Posts Tagged ‘give to beggars’

Begging the question in Paris

July 31, 2009

middlefinger-full

“Are you guys policemen?”

It was a strange way to start a conversation.

No, I said, adding that non-policemen are still allowed to wear blue shirts.

We were four men on lunch break, in a dingy alley full of fancy dress shops and unfancy Indian restaurants.

She was sitting at the table next to us with a burly Caribbean.

She was an Iranian (“Did you say you were Isralian?”) I asked her, having misheard her the first time.

I removed my foot from my mouth long enough to insert a quarter of a cheese naan.

She had a tatoo on her arm – Leroy forever.

“Are you the same Leroy?” I asked the man who she was sitting with.

“Yes.”

“Lucky,” I said. “It would be a shame to get that tattoo and then only be able to date guys called Leroy.”

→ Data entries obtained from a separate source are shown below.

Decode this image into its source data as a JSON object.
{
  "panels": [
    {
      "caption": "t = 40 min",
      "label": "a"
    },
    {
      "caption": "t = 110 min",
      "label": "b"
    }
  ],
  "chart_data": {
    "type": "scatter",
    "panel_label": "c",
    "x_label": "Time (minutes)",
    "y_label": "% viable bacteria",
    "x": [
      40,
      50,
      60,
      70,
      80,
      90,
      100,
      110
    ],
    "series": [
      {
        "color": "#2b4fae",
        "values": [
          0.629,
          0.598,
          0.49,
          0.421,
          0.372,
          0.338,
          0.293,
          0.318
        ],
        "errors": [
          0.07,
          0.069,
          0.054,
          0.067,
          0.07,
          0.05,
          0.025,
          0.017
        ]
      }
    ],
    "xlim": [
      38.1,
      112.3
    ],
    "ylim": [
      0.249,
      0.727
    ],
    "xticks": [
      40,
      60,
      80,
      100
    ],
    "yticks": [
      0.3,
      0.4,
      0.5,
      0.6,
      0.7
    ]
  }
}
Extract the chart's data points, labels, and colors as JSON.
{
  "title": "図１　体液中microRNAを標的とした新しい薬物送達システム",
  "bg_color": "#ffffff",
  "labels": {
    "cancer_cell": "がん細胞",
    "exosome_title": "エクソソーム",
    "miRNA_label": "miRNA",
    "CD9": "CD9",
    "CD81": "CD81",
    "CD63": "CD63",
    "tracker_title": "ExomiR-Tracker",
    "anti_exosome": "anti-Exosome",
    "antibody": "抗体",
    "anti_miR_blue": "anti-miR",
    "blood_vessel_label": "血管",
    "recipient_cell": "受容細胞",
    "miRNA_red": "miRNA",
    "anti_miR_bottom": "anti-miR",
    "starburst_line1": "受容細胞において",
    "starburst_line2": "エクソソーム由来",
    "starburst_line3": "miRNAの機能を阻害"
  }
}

With the naan now chewed and swallowed and mouth thus empty, I comfortably reinserted my foot.

Just then I became aware of a shadow over my shoulder. It was the local lunchtime beggar who does the rounds asking for money.

I don’t usually give to beggars. This may be in part due to an experience in Madagascar when I was sitting in a minibus waiting for it to leave. A beggar had approached the door and asked for money. Madagascar, it should be noted, is impossibly impoverished. I had some coins that otherwise would have rolled into the bus seats, so I took them out of my pocket and gave them to him.

And herein lay the problem: for while this poor beggar did have hands, he had no fingers. Thus I was obliged to gently place the coins in a neat pyramid on his palm.

Inevitably he then dropped them, and as I turned my head to laugh maliciously and uncontrollably at the blackness of the situation, I heard the sound of flesh scraping on bitumen as he tried to pick the coins up off the road.

Only later did I realise that I could have simply put the offering directly into his pocket.

I digress. I don’t often give to beggars, but i don’t like to make too much of a point about it.

Not so my table neighbour.

“Go. Away.” She said to the beggar woman.

“Money?”

“I don’t want to say…” Leroy started.

“Speak English?”

“Just. Fuck. Off.” said the woman. And simple as that, the woman left and continued on her route.